U.S. Says KGB Defector Describes Soviet, PLO Activities in N. Africa
A ranking Soviet KGB official in North Africa defected to the United States about one month ago with information on Soviet operations in that region as well as aid being given to Palestinian forces training there, U.S. intelligence sources confirmed Friday.
The Soviet official, Oleg Agraniants, was assigned to the Soviet Embassy in Tunis, Tunisia, a country that has been host to the Palestine Liberation Organization and its chief, Yasser Arafat, these sources said.
Agraniants defected by walking into the U.S. Embassy in Tunis with his family last month, these sources said. He and the family are now in this country where he is undergoing interrogation. The size and composition of his family were not known.
NBC News, which first reported the defection Thursday night, said Agraniants was a KGB liaison officer to the Palestinians, who set up headquarters in Tunisia after their ouster from Lebanon in 1982. Two years ago Israel bombed Palestinian camps near Tunis, contending they were terrorist bases.
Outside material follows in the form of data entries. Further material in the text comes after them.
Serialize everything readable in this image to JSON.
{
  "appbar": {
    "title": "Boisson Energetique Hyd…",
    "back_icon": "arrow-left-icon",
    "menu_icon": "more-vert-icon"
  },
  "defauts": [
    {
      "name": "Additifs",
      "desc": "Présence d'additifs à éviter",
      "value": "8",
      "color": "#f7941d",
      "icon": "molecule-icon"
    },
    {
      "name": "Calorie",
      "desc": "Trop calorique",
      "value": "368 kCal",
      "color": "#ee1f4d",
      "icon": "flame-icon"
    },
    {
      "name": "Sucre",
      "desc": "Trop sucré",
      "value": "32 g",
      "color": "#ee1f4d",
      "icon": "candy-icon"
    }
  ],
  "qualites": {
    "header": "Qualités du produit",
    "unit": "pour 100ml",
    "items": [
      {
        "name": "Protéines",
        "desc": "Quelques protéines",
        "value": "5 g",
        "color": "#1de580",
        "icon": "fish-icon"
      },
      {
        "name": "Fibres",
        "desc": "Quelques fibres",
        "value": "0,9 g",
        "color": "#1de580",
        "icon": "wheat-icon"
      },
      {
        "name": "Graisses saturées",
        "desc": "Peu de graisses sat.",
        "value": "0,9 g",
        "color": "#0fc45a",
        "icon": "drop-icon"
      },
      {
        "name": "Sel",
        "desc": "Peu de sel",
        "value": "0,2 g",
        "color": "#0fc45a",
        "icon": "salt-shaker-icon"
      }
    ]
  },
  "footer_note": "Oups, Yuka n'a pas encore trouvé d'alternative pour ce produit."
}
NBC also said Agraniants was responsible for all KGB intelligence and covert operations in North Africa and had supplied U.S. interrogators with the names of Soviet agents in Tunisia, Algeria, Morocco and Libya. The television network, citing intelligence sources, said Agraniants had been a double agent for the Central Intelligence Agency for three years before his defection.
CIA spokeswoman Kathy Pherson refused to comment on the case.